A 34-year-old-man presented with a four-year history of wrist pain, managed unsuccessfully with radial styloidectomy and steroid injections. Trauma or other potential health issues were excluded as pain triggers.
MR images reveal marked capitate oedema (Fig. 1). A small hypointense lesion in T1 and T2 weighed images is seen in the proximal pole of this bone, associated with the presence of a calcified component (Fig. 2, 3).
Subsequent CT revealed a lucent nidus with a thin surrounding sclerotic reactive bone. A central sclerotic dot is also visible (Fig. 4).
Bone scintigraphy shows focal intense uptake of radioisotope at the corresponding site of the lesion seen on MR and CT images (Fig. 5).
Osteoid osteomas are benign tumours that are more frequently found in young patients. The main symptom is local pain, which typically aggravates at night and is relieved by salicylates. [1]
Osteoid osteomas are twice as frequent in men. [2, 3]
They are more prevalent in long bones, but can also affect other bones such as the spine, the small bones of the hand and feet, and even the skull. [2, 3] The incidence of osteoid osteomas in the hands is estimated as 8%, being more frequent in phalanges, followed by carpal bones, and less frequently found in metacarpal bones. [9]

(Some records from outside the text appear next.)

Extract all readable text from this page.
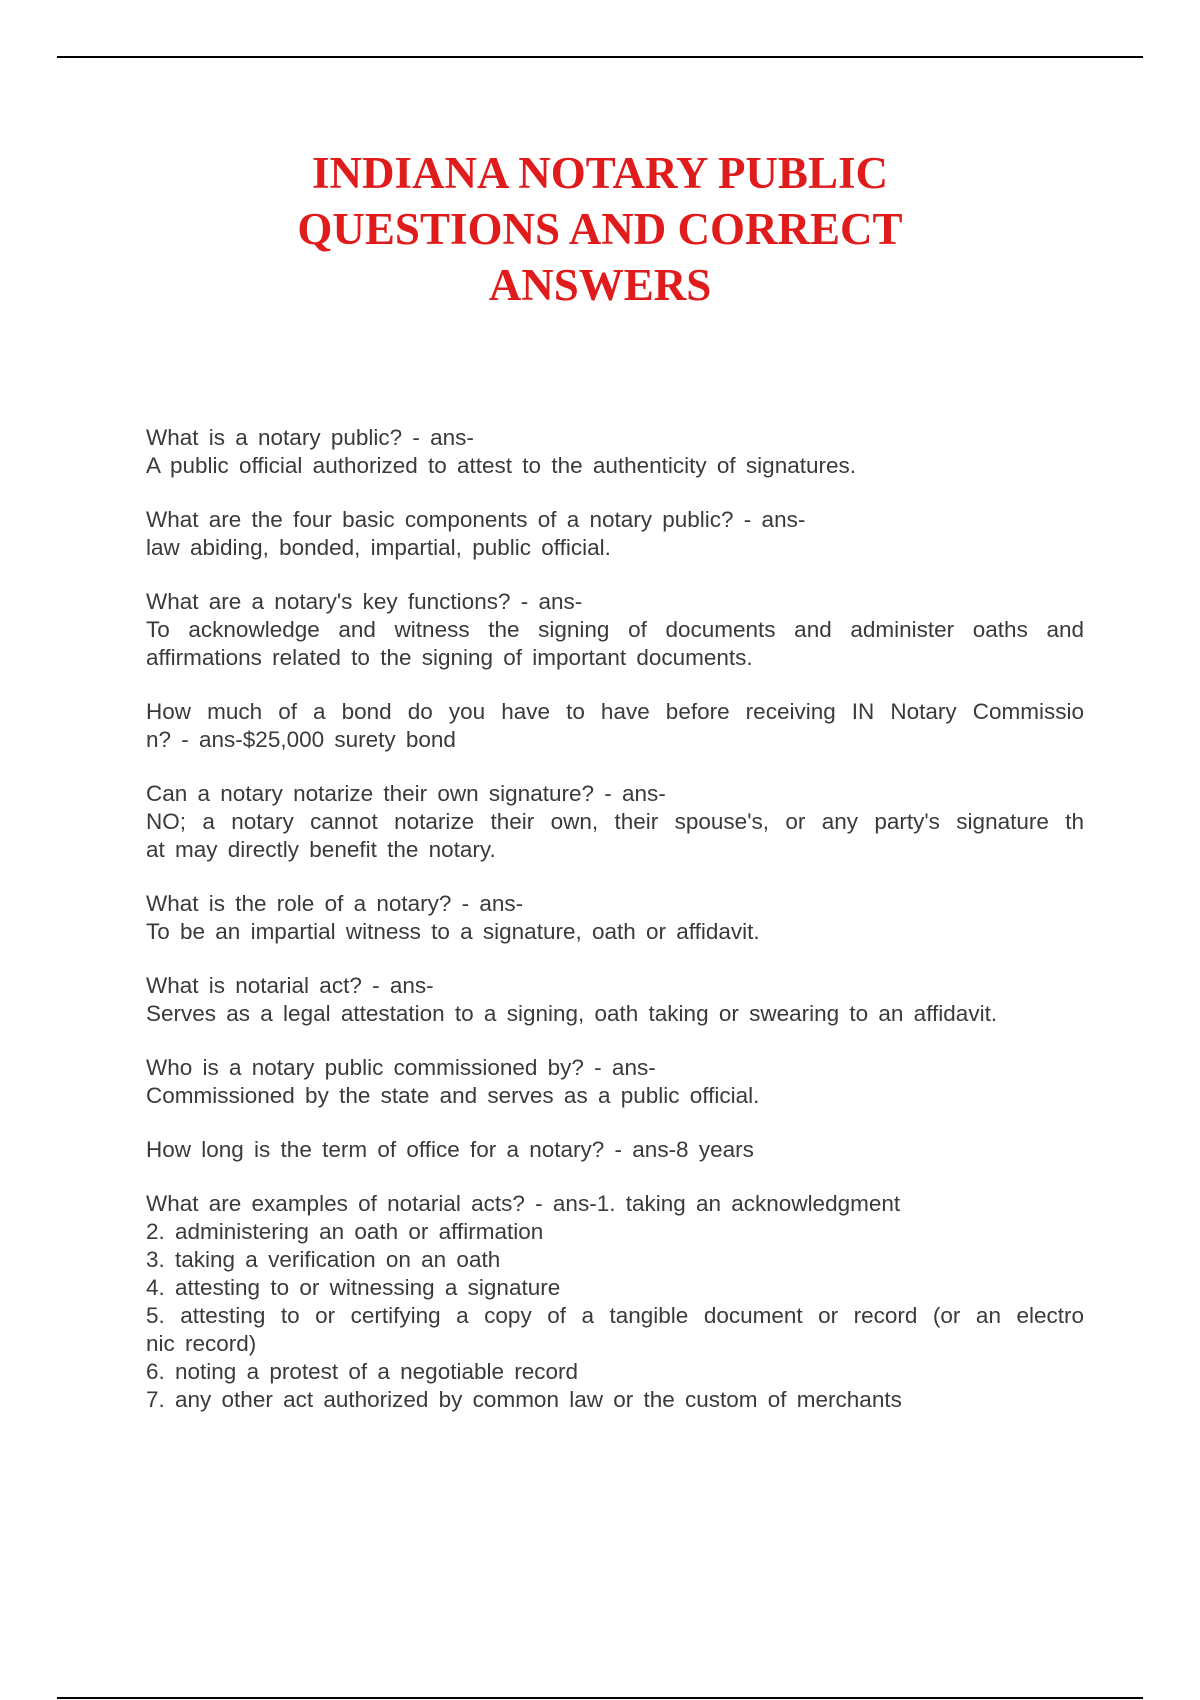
INDIANA NOTARY PUBLIC
QUESTIONS AND CORRECT
ANSWERS
What is a notary public? - ans-
A public official authorized to attest to the authenticity of signatures.
What are the four basic components of a notary public? - ans-
law abiding, bonded, impartial, public official.
What are a notary's key functions? - ans-
To acknowledge and witness the signing of documents and administer oaths and
affirmations related to the signing of important documents.
How much of a bond do you have to have before receiving IN Notary Commissio
n? - ans-$25,000 surety bond
Can a notary notarize their own signature? - ans-
NO; a notary cannot notarize their own, their spouse's, or any party's signature th
at may directly benefit the notary.
What is the role of a notary? - ans-
To be an impartial witness to a signature, oath or affidavit.
What is notarial act? - ans-
Serves as a legal attestation to a signing, oath taking or swearing to an affidavit.
Who is a notary public commissioned by? - ans-
Commissioned by the state and serves as a public official.
How long is the term of office for a notary? - ans-8 years
What are examples of notarial acts? - ans-1. taking an acknowledgment
2. administering an oath or affirmation
3. taking a verification on an oath
4. attesting to or witnessing a signature
5. attesting to or certifying a copy of a tangible document or record (or an electro
nic record)
6. noting a protest of a negotiable record
7. any other act authorized by common law or the custom of merchants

Osteoid osteomas can be depicted by plain radiograph, but CT has the best diagnostic accuracy, even when compared with MR. [4, 5] Typically it shows a lucent nidus with surrounding sclerotic bone and a central sclerotic dot.
Bone scintigraphy has a high sensitivity, but is not specific, whereas the nidus might not be seen on MR. [6]
The size of the lesion is very important to differentiate osteoid osteomas from osteoblastomas, since the last ones are much larger (>2cm). [10]
It has been suggested that the natural history of osteoid osteomas is spontaneous healing, with pain resolution after 6 to 15 years. [7]
CT-guided procedures, particularly radiofrequency have modified the treatment of osteoid osteoma, with superior outcomes. [8]
This is the treatment option for our patient, although it hasn't been done yet, because the patient was recently diagnosed with a brain tumour which will be treated first.
Osteoid osteoma of capitate
Based on the provided wrist MRI, CT, and bone scan images, a focal lesion is observed in the right wrist (centered at the carpal bones). The main imaging characteristics include:
Taking into account the patient’s age, symptoms, and imaging findings, the following diagnoses are considered:
In summary, based on the typical CT appearance of a sclerotic rim surrounding a translucent nidus, the relatively higher incidence in young males, and the nature of the pain, osteoid osteoma is the primary suspected diagnosis.
Combining the patient’s clinical history (nighttime pain, prolonged wrist discomfort), lack of relief through conventional surgery and local injections, as well as CT/MRI/bone scan findings, the most likely diagnosis is:
Osteoid Osteoma
Currently, the patient is also diagnosed with a brain tumor, so the brain tumor treatment should be prioritized before proceeding with subsequent management for osteoid osteoma.
Osteoid osteoma often has a self-limiting course and may resolve spontaneously over several years. However, for patients with significant symptoms affecting daily life, the minimally invasive treatment of choice is CT-guided radiofrequency ablation (RFA), which has shown remarkable efficacy. Since the patient in this case has had persistent pain unresponsive to conservative treatments and has a long history of discomfort, it is recommended to complete the relevant treatment for the brain tumor first, and when appropriate, proceed with the following plan:
During the entire rehabilitation process, if there is a significant increase in pain, swelling, or other discomfort, training should be stopped immediately and a consultation with a doctor or rehabilitation therapist should be conducted to determine if adjustments are required.
Disclaimer:
The above report is provided as a medical reference analysis based on the supplied information and does not replace an in-person consultation or the advice of a professional physician. Specific diagnosis and rehabilitation plans should be determined by a professional medical team after a comprehensive evaluation of the patient’s actual condition.